Como escreveu Robert Musil, ‘cada coisa só existe dentro dos seus limites’. Há que se ocupar com cada coisa o tempo/espaço certo, pois exceder em uma significa usurpar o tempo/espaço de outras. Não se deve levar ao pé da letra o dizer de que o céu é o limite. Grande parte dos problemas decorre da dificuldade de delimitar ações, ocupações e preocupações. Exageros em umas, faltas em outras geram desequilíbrio. O limite da autoridade está na lei; ultrapassada esta, vem o abuso, conforme “bem” demonstrou o Delegado de Polícia que agrediu o cadeirante. O ganho determina o limite dos gastos; ir além gera desajuste financeiro. A necessidade de lazer delimita o trabalho, e vice-versa. O cansaço exige o repouso. A sede pede água. Há sabedoria em respeitar o que a mãe natureza impõe. Água morro abaixo, fogo morro acima. Quem constrói em encostas, após suprimir a vegetação que as protege, sabe do risco de ver tudo desabar. Se há limite para algo, é porque sair dele conduz ao seu oposto. Com as chuvas de janeiro, imóveis são tomados pela água, e aí se diz que a água invadiu as casas. Será que não é o contrário?
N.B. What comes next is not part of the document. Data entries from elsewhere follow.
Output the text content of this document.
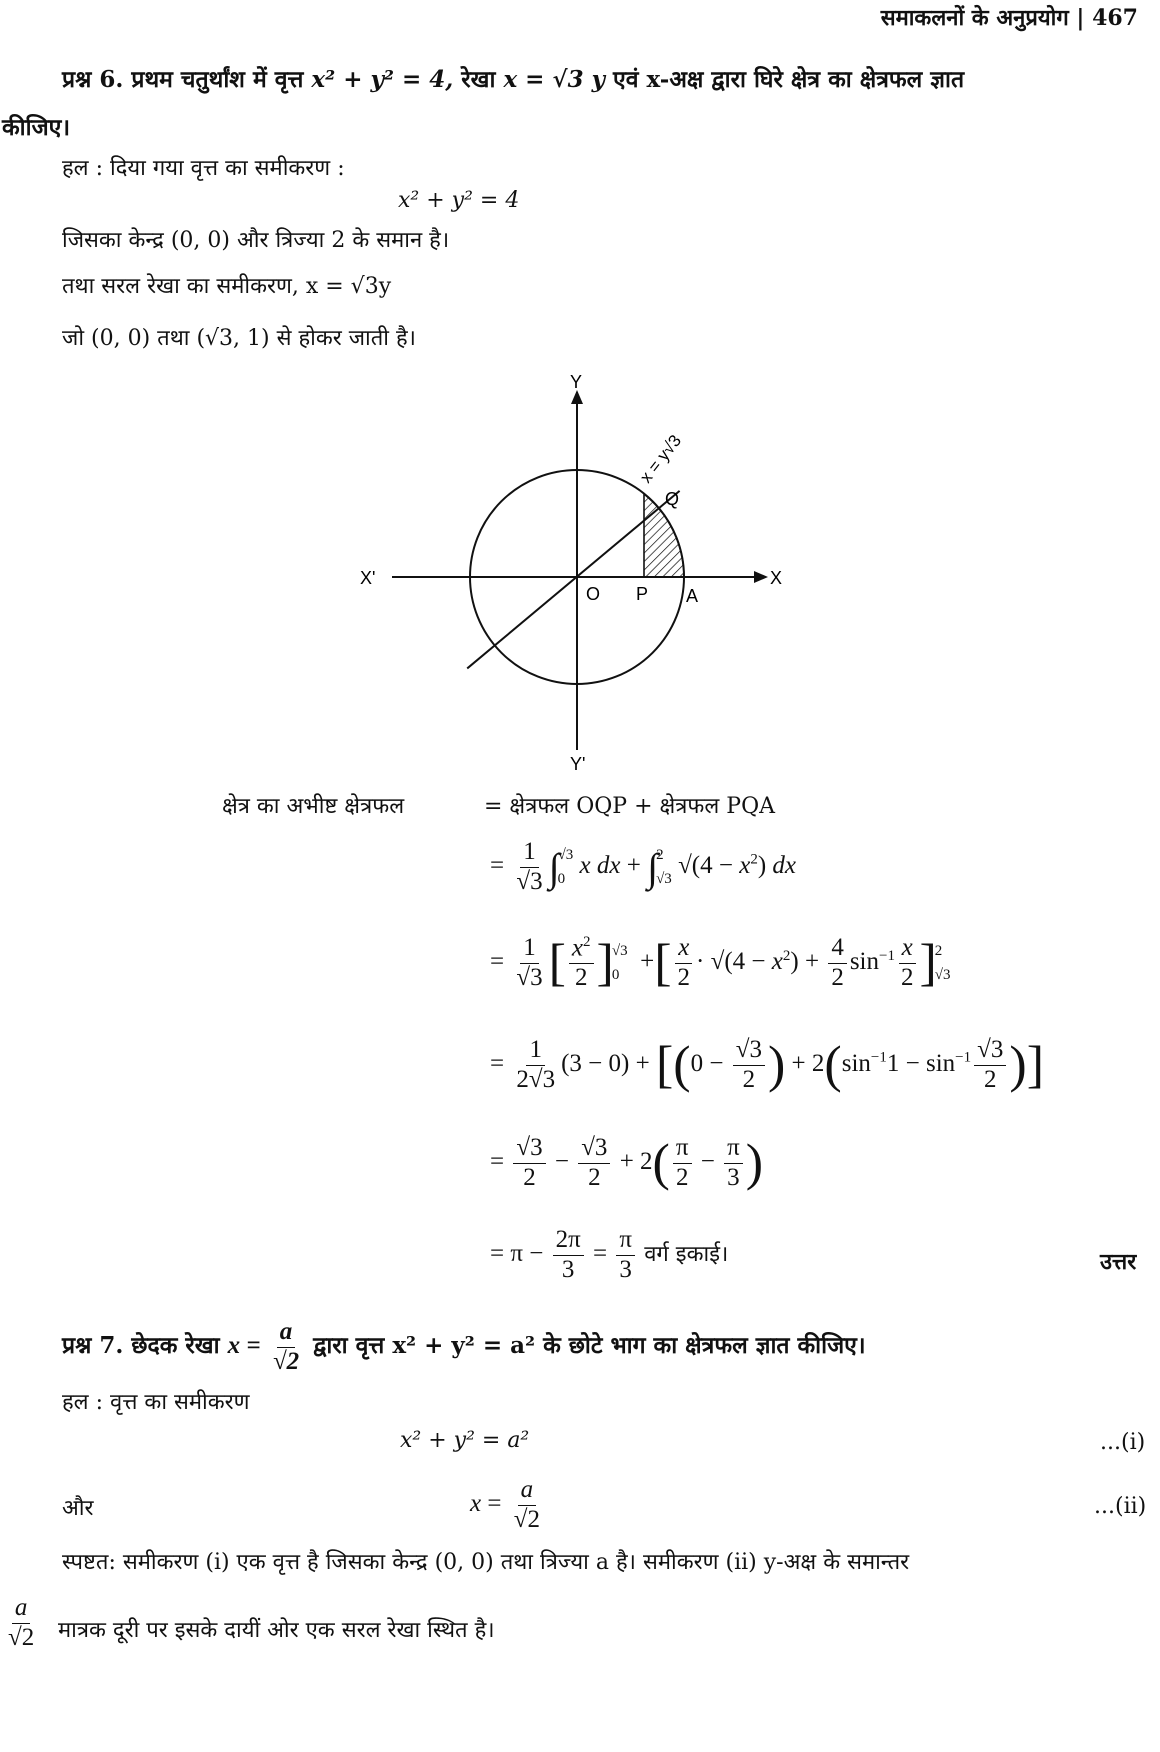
समाकलनों के अनुप्रयोग | 467
प्रश्न 6. प्रथम चतुर्थांश में वृत्त x² + y² = 4, रेखा x = √3 y एवं x-अक्ष द्वारा घिरे क्षेत्र का क्षेत्रफल ज्ञात
कीजिए।
हल : दिया गया वृत्त का समीकरण :
x² + y² = 4
जिसका केन्द्र (0, 0) और त्रिज्या 2 के समान है।
तथा सरल रेखा का समीकरण, x = √3y
जो (0, 0) तथा (√3, 1) से होकर जाती है।
Y
Y'
X
X'
O P A
Q
x = y√3
क्षेत्र का अभीष्ट क्षेत्रफल	= क्षेत्रफल OQP + क्षेत्रफल PQA
= $\frac{1}{√3}$ ∫
√3
0
x dx + ∫
2
√3
$√(4 - x^2)$ dx
= $\frac{1}{√3}$ [ $\frac{x^2}{2}$ ]
√3
0
+[ $\frac{x}{2} \cdot √(4 - x^2) + \frac{4}{2} \sin^{-1} \frac{x}{2}$ ]
2
√3
= $\frac{1}{2√3} (3 - 0) + [(0 - \frac{√3}{2}$ ) + $2(\sin^{-1}1 - \sin^{-1} \frac{√3}{2}$ )]
= $\frac{√3}{2} - \frac{√3}{2} + 2( \frac{\pi}{2} - \frac{\pi}{3}$ )
= $\pi - \frac{2\pi}{3} = \frac{\pi}{3}$ वर्ग इकाई।	उत्तर
प्रश्न 7. छेदक रेखा $x = \frac{a}{√2}$ द्वारा वृत्त x² + y² = a² के छोटे भाग का क्षेत्रफल ज्ञात कीजिए।
हल : वृत्त का समीकरण
x² + y² = a²	...(i)
और	$x = \frac{a}{√2}$	...(ii)
स्पष्टत: समीकरण (i) एक वृत्त है जिसका केन्द्र (0, 0) तथा त्रिज्या a है। समीकरण (ii) y-अक्ष के समान्तर
$\frac{a}{√2}$ मात्रक दूरी पर इसके दायीं ओर एक सरल रेखा स्थित है।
Os fisicamente avantajados e/ou mais musculosos devem ter especial cuidado no uso da força física. Se se valem da violência para resolver seus problemas, passam a impressão (muitas vezes verdadeira) de que sobra no corpo o que falta no cérebro. Por outro lado, se, mesmo com a vantagem física, não conseguem vencer seus desafios, então, no dizer dos outros, são molengas. Em todo caso, é melhor ser fisicamente forte do que fraco, pois não são poucas as oportunidades em que é necessário carregar peso no sentido literal. Dias atrás, penei, como penei!, para erguer uma TV e encaixá-la no suporte fixado na parede; não seria mal um pouco mais de força e estatura. De resto, é salutar definir bem o limite entre a força física e a força da alma, procurar sempre uma maneira racional, inteligente, de enfrentar os problemas; o uso da força muscular deve ser reservado para quando for de fato indispensável.
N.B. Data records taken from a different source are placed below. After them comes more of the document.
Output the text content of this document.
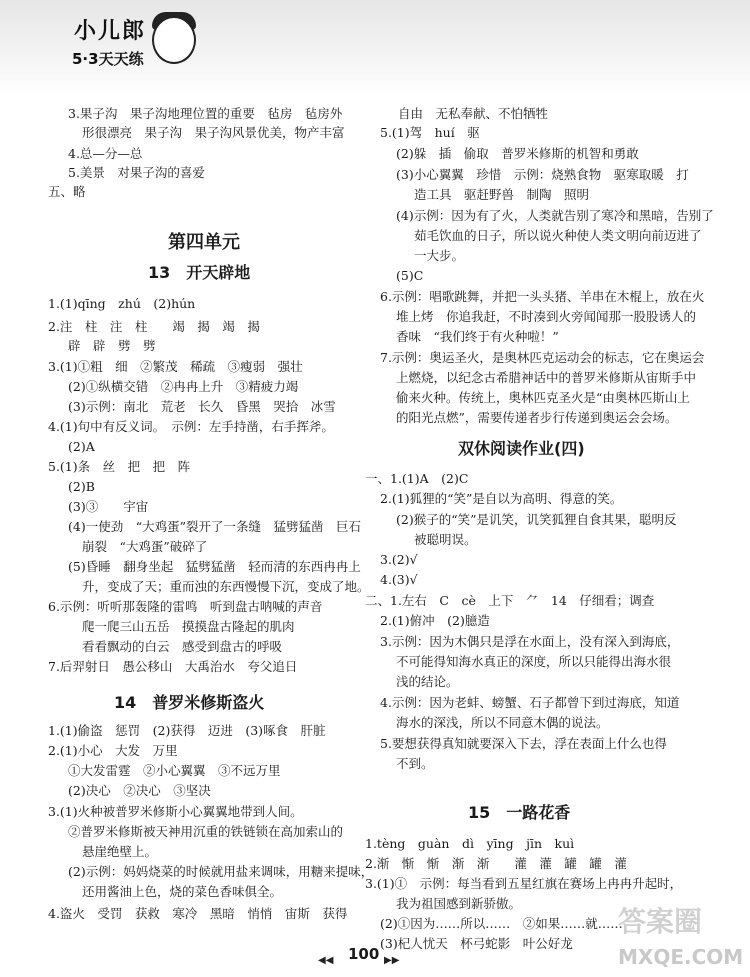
小儿郎
5·3天天练
3.果子沟　果子沟地理位置的重要　毡房　毡房外
形很漂亮　果子沟　果子沟风景优美，物产丰富
4.总—分—总
5.美景　对果子沟的喜爱
五、略
第四单元
13　开天辟地
1.(1)qīng　zhú　(2)hún
2.注　柱　注　柱　　竭　揭　竭　揭
辟　辟　劈　劈
3.(1)①粗　细　②繁茂　稀疏　③瘦弱　强壮
(2)①纵横交错　②冉冉上升　③精疲力竭
(3)示例：南北　荒老　长久　昏黑　哭拾　冰雪
4.(1)句中有反义词。　示例：左手持凿，右手挥斧。
(2)A
5.(1)条　丝　把　把　阵
(2)B
(3)③　　宇宙
(4)一使劲　“大鸡蛋”裂开了一条缝　猛劈猛凿　巨石
崩裂　“大鸡蛋”破碎了
(5)昏睡　翻身坐起　猛劈猛凿　轻而清的东西冉冉上
升，变成了天；重而浊的东西慢慢下沉，变成了地。
6.示例：听听那轰隆的雷鸣　听到盘古呐喊的声音
爬一爬三山五岳　摸摸盘古隆起的肌肉
看看飘动的白云　感受到盘古的呼吸
7.后羿射日　愚公移山　大禹治水　夸父追日
14　普罗米修斯盗火
1.(1)偷盗　惩罚　(2)获得　迈进　(3)啄食　肝脏
2.(1)小心　大发　万里
①大发雷霆　②小心翼翼　③不远万里
(2)决心　②决心　③坚决
3.(1)火种被普罗米修斯小心翼翼地带到人间。
②普罗米修斯被天神用沉重的铁链锁在高加索山的
悬崖绝壁上。
(2)示例：妈妈烧菜的时候就用盐来调味，用糖来提味，
还用酱油上色，烧的菜色香味俱全。
4.盗火　受罚　获救　寒冷　黑暗　悄悄　宙斯　获得
自由　无私奉献、不怕牺牲
5.(1)驾　huí　驱
(2)躲　插　偷取　普罗米修斯的机智和勇敢
(3)小心翼翼　珍惜　示例：烧熟食物　驱寒取暖　打
造工具　驱赶野兽　制陶　照明
(4)示例：因为有了火，人类就告别了寒冷和黑暗，告别了
茹毛饮血的日子，所以说火种使人类文明向前迈进了
一大步。
(5)C
6.示例：唱歌跳舞，并把一头头猪、羊串在木棍上，放在火
堆上烤　你追我赶，不时凑到火旁闻闻那一股股诱人的
香味　“我们终于有火种啦！”
7.示例：奥运圣火，是奥林匹克运动会的标志，它在奥运会
上燃烧，以纪念古希腊神话中的普罗米修斯从宙斯手中
偷来火种。传统上，奥林匹克圣火是“由奥林匹斯山上
的阳光点燃”，需要传递者步行传递到奥运会会场。
双休阅读作业(四)
一、1.(1)A　(2)C
2.(1)狐狸的“笑”是自以为高明、得意的笑。
(2)猴子的“笑”是讥笑，讥笑狐狸自食其果，聪明反
被聪明误。
3.(2)√
4.(3)√
二、1.左右　C　cè　上下　⺈　14　仔细看；调查
2.(1)俯冲　(2)臆造
3.示例：因为木偶只是浮在水面上，没有深入到海底，
不可能得知海水真正的深度，所以只能得出海水很
浅的结论。
4.示例：因为老蚌、螃蟹、石子都曾下到过海底，知道
海水的深浅，所以不同意木偶的说法。
5.要想获得真知就要深入下去，浮在表面上什么也得
不到。
15　一路花香
1.tèng　guàn　dì　yīng　jīn　kuì
2.渐　惭　惭　渐　渐　　灌　灌　罐　罐　灌
3.(1)①　示例：每当看到五星红旗在赛场上冉冉升起时，
我为祖国感到新骄傲。
(2)①因为……所以……　②如果……就……
(3)杞人忧天　杯弓蛇影　叶公好龙
◀◀ 100 ▶▶
答案圈
MXQE.COM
No campo do saber, há que se diversificar e distribuir o aprendizado, de forma a que os conhecimentos sejam realmente úteis nas várias situações do dia a dia e sirvam para tornar melhor o convívio, ao invés de colocar barreiras à coexistência. No clássico “Elogio da Loucura”, o pensador Erasmo, sobre a necessidade de moderação no terreno filosófico, diz: “Por conseguinte, seríeis duas vezes ingênuos se quisésseis elevar-vos acima do nível comum, com toda a vossa ciência filosófica. Que pensais que obteríeis com isso? Podeis estar certos de que, além de vos custar muito caro semelhante propósito, chegaríeis ao ponto de não saberdes tolerar mais ninguém e de não poderdes por mais ninguém ser tolerados. Resultaria, enfim, que ninguém seria capaz de apreciar o vosso gênio e de penetrar os vossos sentimentos”.
Dizem que a gente só pode entrar numa floresta até o meio, pois depois está saindo. Entretanto, se a saída consiste em voltar para o mesmo ponto de ingresso, porque o mais que circunda a floresta é desconhecido, então o avanço além da metade significa maior dificuldade no retorno e possibilidade de se perder. Saber o limite requer senso de realidade. Na luta pelos objetivos é comum deter-se perante obstáculos comuns da vida por não os distinguir de falsos limites. O que às vezes parece o ponto final nada mais é do que uma barreira que com persistência se pode transpor e seguir adiante. Em muitos casos, o limite real está muito além do que se imagina. Parece que a superfície terrestre se encontra com o céu logo ali adiante; fica a impressão de que é possível chegar lá. Porém, por mais que se avance, a distância que separa daquele ponto permanece a mesma, o que mostra que o campo de movimento é muito maior do que se supõe. O raio de visão delimita o raio de ação. Às vezes diminuímos nosso raio de ação por insistir em olhar para baixo e reduzir drasticamente nosso horizonte. Se a visão de mundo é reduzida, também o é o campo de ação. É necessário romper as fronteiras quando elas são apenas fruto da imaginação. Por isso, é bom pensar bem antes de “jogar a toalha”. Outras vezes o limite está bem aquém, e então erramos por ignorá-lo; isso é comum na alimentação. No mundo dos extremos residem os erros. Está enganado tanto quem pensa que nada pode quanto quem acha que pode tudo.